CHICAGO – Patients receiving the LINX magnetic sphincter device for gastroesophageal reflux disease (GERD) at a community hospital have outcomes comparable with those achieved at the best academic centers, a study suggests.
“This is a safe and effective operation that, importantly, is very reproducible in the community setting,” Dr. F. Paul “Tripp” Buckley III said at the annual clinical congress of the American College of Surgeons. “Unlike a Nissen [fundoplication] where you have to have 50 [surgeries completed] to be considered an expert and then do over 35 a year to continue to have great outcomes, this is a highly teachable event and can be employed out in the community with little hesitation.”

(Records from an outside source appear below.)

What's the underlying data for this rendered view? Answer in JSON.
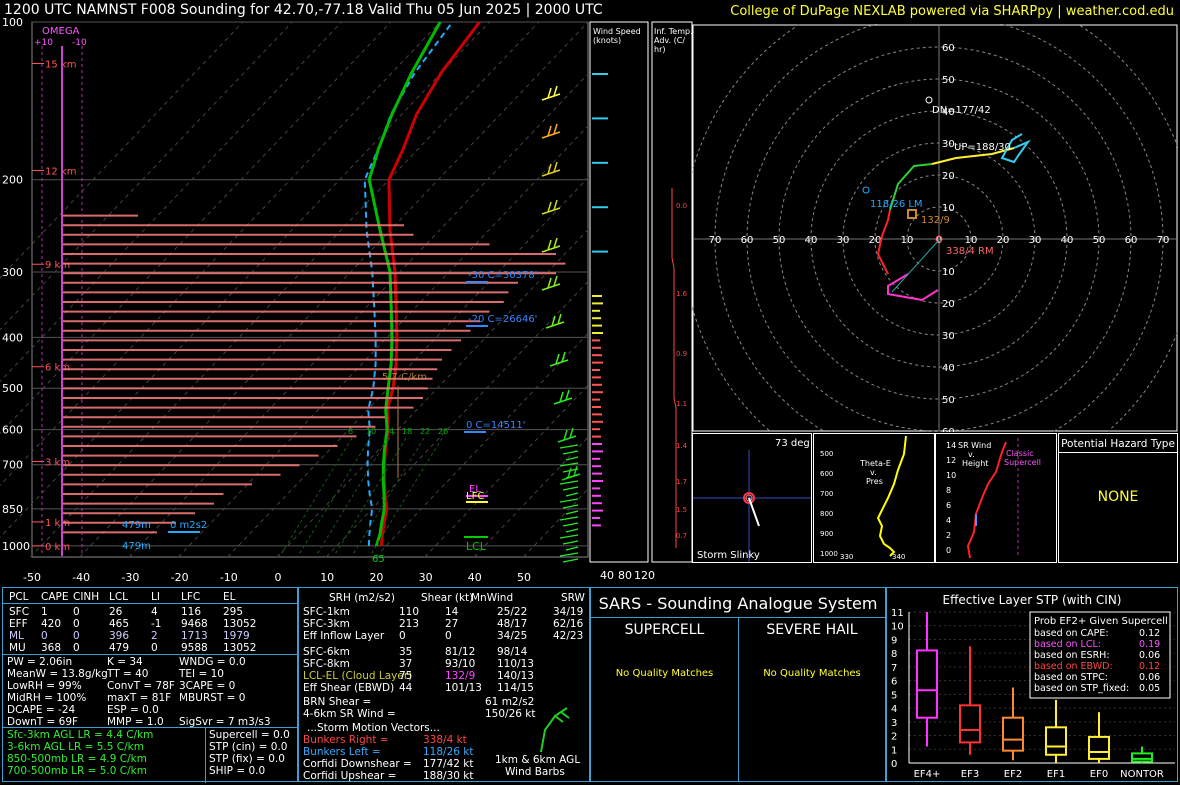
{
  "header": {
    "title": "1200 UTC NAMNST F008 Sounding for 42.70,-77.18 Valid  Thu 05 Jun 2025 | 2000 UTC",
    "credit": "College of DuPage NEXLAB powered via SHARPpy | weather.cod.edu"
  },
  "skewt": {
    "pressure_ticks": [
      "100",
      "200",
      "300",
      "400",
      "500",
      "600",
      "700",
      "850",
      "1000"
    ],
    "temp_ticks": [
      "-50",
      "-40",
      "-30",
      "-20",
      "-10",
      "0",
      "10",
      "20",
      "30",
      "40",
      "50"
    ],
    "omega_label": "OMEGA",
    "omega_plus": "+10",
    "omega_minus": "-10",
    "height_marks": [
      "15 km",
      "12 km",
      "9 km",
      "6 km",
      "3 km",
      "1 km",
      "0 km"
    ],
    "annotations": {
      "lapse": "5.7 C/km",
      "wb1": "-30 C=30378'",
      "wb2": "-20 C=26646'",
      "wb3": "0 C=14511'",
      "el": "EL",
      "lfc": "LFC",
      "lcl": "LCL",
      "srh_1km": "479m",
      "srh_val": "0 m2s2",
      "srh_2": "479m",
      "sfc_t": "65",
      "mix_ticks": [
        "6",
        "10",
        "14",
        "18",
        "22",
        "26"
      ]
    }
  },
  "side_labels": {
    "wind_speed": "Wind Speed (knots)",
    "inf_temp": "Inf. Temp. Adv. (C/hr)",
    "ws_ticks": [
      "40",
      "80",
      "120"
    ],
    "adv_ticks": [
      "0.0",
      "1.6",
      "0.9",
      "1.1",
      "1.4",
      "1.7",
      "1.5",
      "0.7"
    ]
  },
  "hodograph": {
    "rings": [
      "10",
      "20",
      "30",
      "40",
      "50",
      "60"
    ],
    "x_ticks": [
      "80",
      "70",
      "60",
      "50",
      "40",
      "30",
      "20",
      "10",
      "0",
      "10",
      "20",
      "30",
      "40",
      "50",
      "60",
      "70",
      "80"
    ],
    "labels": {
      "dn": "DN=177/42",
      "up": "UP=188/30",
      "lm": "118/26 LM",
      "mean": "132/9",
      "rm": "338/4 RM"
    }
  },
  "insets": {
    "slinky_deg": "73 deg",
    "slinky_label": "Storm Slinky",
    "thetae_label": [
      "Theta-E",
      "v.",
      "Pres"
    ],
    "thetae_y": [
      "500",
      "600",
      "700",
      "800",
      "900",
      "1000"
    ],
    "thetae_x": [
      "330",
      "340",
      "35"
    ],
    "srwind_label": [
      "SR Wind",
      "v.",
      "Height"
    ],
    "srwind_y": [
      "14",
      "12",
      "10",
      "8",
      "6",
      "4",
      "2",
      "0"
    ],
    "srwind_note": [
      "Classic",
      "Supercell"
    ],
    "hazard_title": "Potential Hazard Type",
    "hazard_value": "NONE"
  },
  "parcel_table": {
    "headers": [
      "PCL",
      "CAPE",
      "CINH",
      "LCL",
      "LI",
      "LFC",
      "EL"
    ],
    "rows": [
      [
        "SFC",
        "1",
        "0",
        "26",
        "4",
        "116",
        "295"
      ],
      [
        "EFF",
        "420",
        "0",
        "465",
        "-1",
        "9468",
        "13052"
      ],
      [
        "ML",
        "0",
        "0",
        "396",
        "2",
        "1713",
        "1979"
      ],
      [
        "MU",
        "368",
        "0",
        "479",
        "0",
        "9588",
        "13052"
      ]
    ],
    "indices": [
      [
        "PW = 2.06in",
        "K = 34",
        "WNDG = 0.0"
      ],
      [
        "MeanW = 13.8g/kg",
        "TT = 40",
        "TEI = 10"
      ],
      [
        "LowRH = 99%",
        "ConvT = 78F",
        "3CAPE = 0"
      ],
      [
        "MidRH = 100%",
        "maxT = 81F",
        "MBURST = 0"
      ],
      [
        "DCAPE = -24",
        "ESP = 0.0",
        ""
      ],
      [
        "DownT = 69F",
        "MMP = 1.0",
        "SigSvr = 7 m3/s3"
      ]
    ],
    "lapse": [
      "Sfc-3km AGL LR = 4.4 C/km",
      "3-6km AGL LR = 5.5 C/km",
      "850-500mb LR = 4.9 C/km",
      "700-500mb LR = 5.0 C/km"
    ],
    "composite": [
      "Supercell = 0.0",
      "STP (cin) = 0.0",
      "STP (fix) = 0.0",
      "SHIP = 0.0"
    ]
  },
  "kinematics": {
    "headers": [
      "SRH (m2/s2)",
      "Shear (kt)",
      "MnWind",
      "SRW"
    ],
    "rows": [
      [
        "SFC-1km",
        "110",
        "14",
        "25/22",
        "34/19"
      ],
      [
        "SFC-3km",
        "213",
        "27",
        "48/17",
        "62/16"
      ],
      [
        "Eff Inflow Layer",
        "0",
        "0",
        "34/25",
        "42/23"
      ],
      [
        "SFC-6km",
        "35",
        "81/12",
        "98/14",
        ""
      ],
      [
        "SFC-8km",
        "37",
        "93/10",
        "110/13",
        ""
      ],
      [
        "LCL-EL (Cloud Layer)",
        "75",
        "132/9",
        "140/13",
        ""
      ],
      [
        "Eff Shear (EBWD)",
        "44",
        "101/13",
        "114/15",
        ""
      ]
    ],
    "brn": [
      "BRN Shear =",
      "61 m2/s2"
    ],
    "srw46": [
      "4-6km SR Wind =",
      "150/26 kt"
    ],
    "storm_motion": "...Storm Motion Vectors...",
    "motions": [
      [
        "Bunkers Right =",
        "338/4 kt"
      ],
      [
        "Bunkers Left =",
        "118/26 kt"
      ],
      [
        "Corfidi Downshear =",
        "177/42 kt"
      ],
      [
        "Corfidi Upshear =",
        "188/30 kt"
      ]
    ],
    "barbs_label": [
      "1km & 6km AGL",
      "Wind Barbs"
    ]
  },
  "sars": {
    "title": "SARS - Sounding Analogue System",
    "supercell": "SUPERCELL",
    "hail": "SEVERE HAIL",
    "sc_match": "No Quality Matches",
    "hail_match": "No Quality Matches"
  },
  "stp": {
    "title": "Effective Layer STP (with CIN)",
    "y_ticks": [
      "11",
      "10",
      "9",
      "8",
      "7",
      "6",
      "5",
      "4",
      "3",
      "2",
      "1",
      "0"
    ],
    "categories": [
      "EF4+",
      "EF3",
      "EF2",
      "EF1",
      "EF0",
      "NONTOR"
    ],
    "prob_title": "Prob EF2+ Given Supercell",
    "probs": [
      [
        "based on CAPE:",
        "0.12"
      ],
      [
        "based on LCL:",
        "0.19"
      ],
      [
        "based on ESRH:",
        "0.06"
      ],
      [
        "based on EBWD:",
        "0.12"
      ],
      [
        "based on STPC:",
        "0.06"
      ],
      [
        "based on STP_fixed:",
        "0.05"
      ]
    ]
  },
  "colors": {
    "temp": "#cc0000",
    "dewpoint": "#00bb00",
    "wetbulb": "#22aaff",
    "accent_border": "#3aa0d0",
    "hazard": "#ffff33"
  },
  "chart_data": {
    "type": "line",
    "title": "1200 UTC NAMNST F008 Sounding for 42.70,-77.18 Valid  Thu 05 Jun 2025 | 2000 UTC",
    "xlabel": "",
    "ylabel": "",
    "ylim": [
      1000,
      100
    ],
    "xlim": [
      -50,
      50
    ],
    "pressure": [
      1000,
      950,
      900,
      850,
      800,
      750,
      700,
      650,
      600,
      550,
      500,
      450,
      400,
      350,
      300,
      250,
      200,
      175,
      150,
      125,
      100
    ],
    "series": [
      {
        "name": "",
        "values": [
          19,
          17,
          15,
          13,
          10,
          7,
          4,
          1,
          -2,
          -6,
          -9,
          -13,
          -18,
          -24,
          -31,
          -40,
          -50,
          -53,
          -57,
          -60,
          -62
        ]
      },
      {
        "name": "",
        "values": [
          18,
          16.5,
          14.5,
          12.5,
          9.8,
          6.8,
          3.8,
          0.8,
          -2.2,
          -6.3,
          -10,
          -14,
          -19,
          -25,
          -32,
          -42,
          -54,
          -58,
          -62,
          -66,
          -70
        ]
      }
    ],
    "stp_boxes": [
      {
        "category": "EF4+",
        "whisker_low": 1.2,
        "q1": 3.3,
        "median": 5.3,
        "q3": 8.2,
        "whisker_high": 11.0
      },
      {
        "category": "EF3",
        "whisker_low": 0.6,
        "q1": 1.5,
        "median": 2.4,
        "q3": 4.2,
        "whisker_high": 8.5
      },
      {
        "category": "EF2",
        "whisker_low": 0.2,
        "q1": 0.9,
        "median": 1.7,
        "q3": 3.3,
        "whisker_high": 5.5
      },
      {
        "category": "EF1",
        "whisker_low": 0.0,
        "q1": 0.6,
        "median": 1.2,
        "q3": 2.6,
        "whisker_high": 4.6
      },
      {
        "category": "EF0",
        "whisker_low": 0.0,
        "q1": 0.3,
        "median": 0.8,
        "q3": 1.9,
        "whisker_high": 3.7
      },
      {
        "category": "NONTOR",
        "whisker_low": 0.0,
        "q1": 0.1,
        "median": 0.3,
        "q3": 0.7,
        "whisker_high": 1.2
      }
    ]
  }
}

The magnetic sphincter augmentation device (LINX, Torax Medical) was approved in the United States in 2012 for the treatment of GERD and consists of a series of interlinked titanium-encased magnets implanted laparoscopically around the esophagus. The magnets augment a weak lower esophageal sphincter and avoid some of the complications of fundoplication, said Dr. Buckley, who disclosed serving as a proctor and speaker for Torax.
In the 5-year study leading to its approval, 64% of patients achieved the primary outcome of normalization of esophageal acid exposure or at least a 50% reduction in exposure at 1 year after sphincter augmentation and 93% of patients cut their use of proton-pump inhibitors (PPIs) by at least 50%. Six serious adverse events occurred (N Engl J Med. 2013;368:719-27).
Dr. Buckley, of Scott & White Health in Round Rock, Tex., and his associates evaluated their first 102 patients undergoing magnetic sphincter augmentation under general anesthesia at two community hospitals. GERD health-related quality of life (GERD-HRQL) scores were compared before and after surgery and overall results were compared with the clinical trial data. The highest possible total GERD-HRQL score is 75 (worst symptoms) and lowest score 0 (no symptoms).
The community and clinical trial cohorts were similar in age (median, 54 vs. 53 years), sex (both 52% male), median body mass index (both 28 kg/m2), and PPI use (98% vs. 100%), which was a requirement for trial entry.
After patients in the community underwent magnetic sphincter augmentation, PPI use decreased from 98% to 8%, median GERD-HRQL scores declined from 27 to 5, and patient satisfaction with GERD rose from 8% to 84%, which fell short of the satisfaction rate in the clinical trial (84% vs. 94%; P = .05), Dr. Buckley said.
The reduction in PPI use, however, was similar with that reported in the clinical trial, as was the percentage achieving at least 50% improvement in GERD-HRQL scores (86% vs. 92%), and operative times (median 49 vs. 36 minutes), he noted.
Device removal was rare at 1% in the community vs. 6% in the trial (P = .06).
Lower rates of dilation were noted in the community (9% vs. 19%; P = .04), perhaps because of refinements in technique and postoperative management, Dr. Buckley said.
“We know with this device you have to eat normally after implantation so that it will open and close within the scar capsule that’s naturally going to form,” he noted. “You have some patients that scar very tightly and you’ve got other patients that have a little bit of pain with eating and then suddenly they’re back on a liquid diet, which is a death knell for the success of this operation. So you really have to talk with these patients. I tell folks, ‘This is not a fix-it-and-forget-it type of operation.’ You’re going to get to know these patients pretty well, particularly in the early postoperative period.”
Final results recently reported with 5 years of follow-up in the clinical trial showed that 85% of patients were free from daily dependence on PPIs, heartburn was reduced from 89% to 12%, and moderate or severe regurgitation declined from 57% to 1.2%. No migrations or malfunctions occurred (J Laparoendosc Adv Surg Tech A. 2015 Oct;25:787-92).
“One key aspect of this operation, and we think one of the reasons for its success and lack of migrations of the device, is that we keep the phrenoesophogeal ligament intact, so you are never in the mediastinum,” Dr. Buckley said. “For those of us who do a lot of Nissens, you end up blowing through it every time. But here when you keep it intact, you can roll it up on the distal esophagus and you can really reduce the hiatal hernia pretty significantly, even pretty large ones.”